Laboratory evaluation, including complete blood count, serum chemistry, renal function panel, and liver function tests, yielded normal results. An enhanced computed tomography (CT) scan of the abdomen and pelvis demonstrated features of situs inversus totalis. There is a large hypervascular locally advanced left-sided renal mass containing a central necrotic component and tiny calcifications, currently measures 10.5 x 10.2 × 12.6 cm compared to 11.7 x 10.3 × 18 cm with extension beyond the posterior pararenal fascia and abutting the left side lower intercostal muscle and left hepatic lobe with minimal invasion. The renal hila exhibit typical vascular anatomy, with a single renal artery and vein present. The left gonadal vein drains into the left renal vein, while the right gonadal vein drains into the inferior vena cava. ( Fig. 1 (A and B)). There is a 5.8 cm pelvic mass centered at the upper vagina and cervix, which currently no measurable mass could be identified. Stable endometrial thickening measures 1 cm. Biopsies from the kidney and vagina confirmed metastatic clear cell renal cell carcinoma (CCRCC) in both sites.

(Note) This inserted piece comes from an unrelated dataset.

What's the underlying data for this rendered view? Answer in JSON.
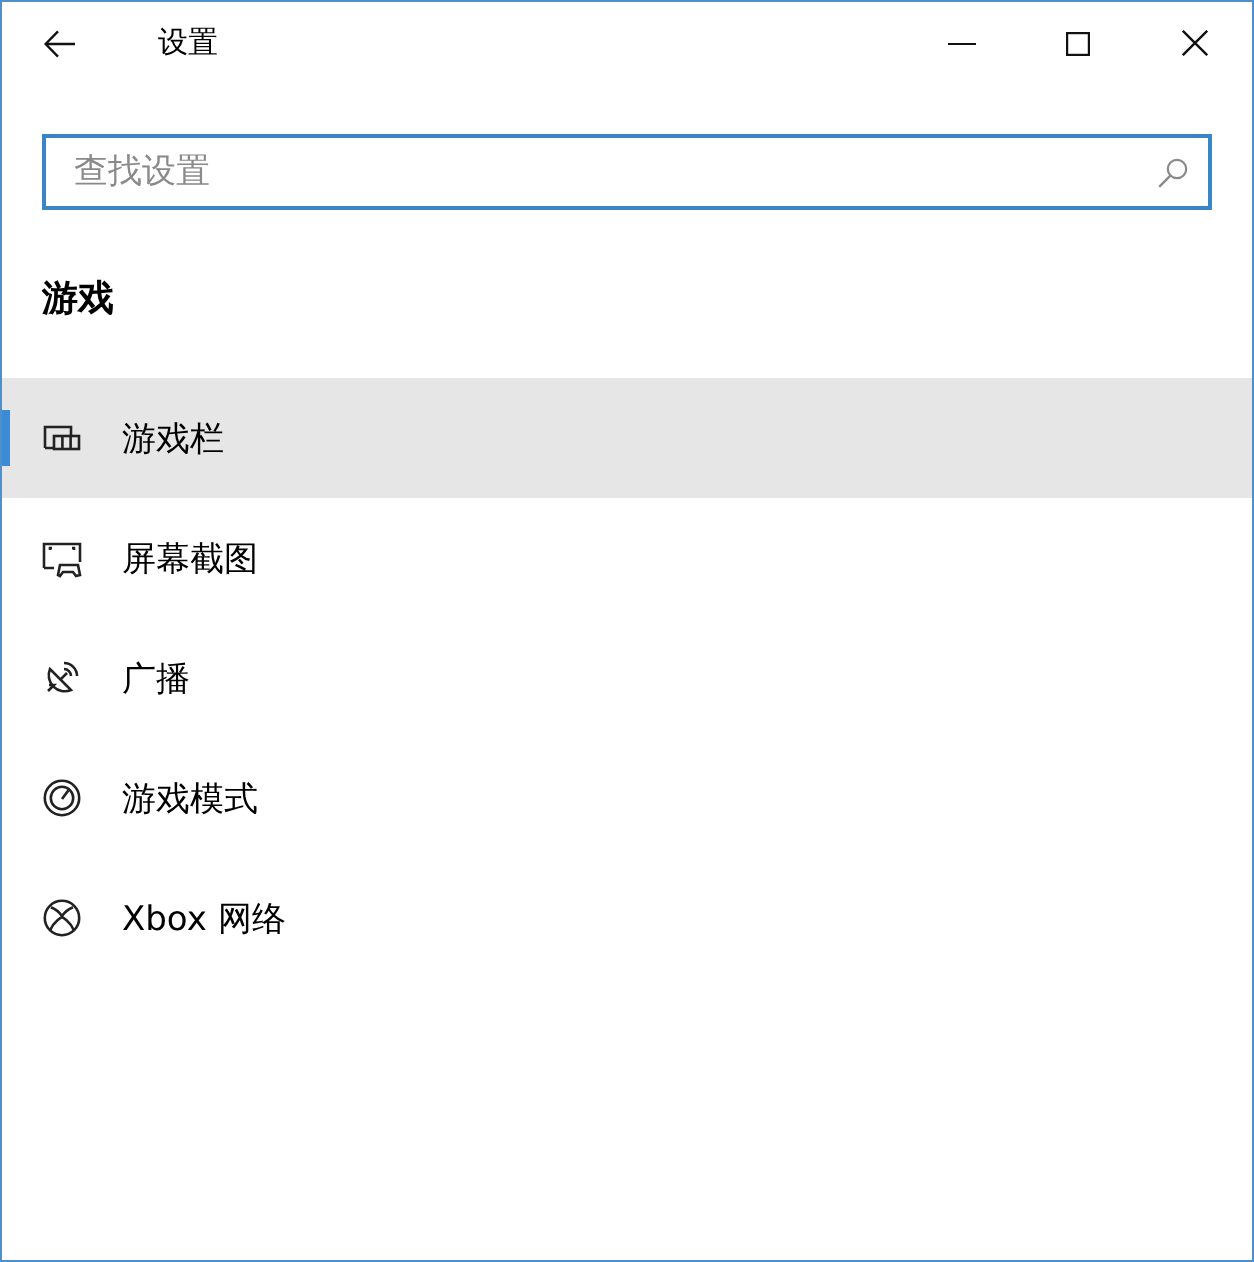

The patient underwent nivolumab-ipilimumab therapy followed by a left laparoscopic radical nephrectomy. Positioned in the right lateral decubitus position, four trocars were inserted: two 12mm ports for the camera and primary working instrument and two 5mm ports for assistance. Intraoperative findings revealed distorted anatomy with the liver situated on the left side and partial visualization of the left kidney. Following medial mobilization of the colon, the gonadal vessels and inferior vena cava were identified. A lower window was created after identifying the ureter and exposing the psoas muscle. The ureter was retracted, and dissection proceeded superiorly, identifying and controlling the lower pole renal vessels with Hem-o-lok clips prior to reaching the renal hilum. The upper pole dissection proved challenging due to hepatic displacement into the surgical field. Following the incision of the hepatorenal ligaments, an additional 5mm port was inserted for liver retraction. The upper pole renal vessels were then identified, clipped with Hem-o-lok clips, and dissected. The renal hilum was secured using a stapling device. The kidney was wholly mobilized, placed within a laparoscopic bag, and extracted. Total surgical time was approximately 60 minutes (skin-to-skin). No drain was placed. Fig. 2 shows the gross specimen of the left kidney following laparoscopic left radical nephrectomy. Visual documentation of the radiological imaging findings and surgical technique is available in the supplementary material (Video 1).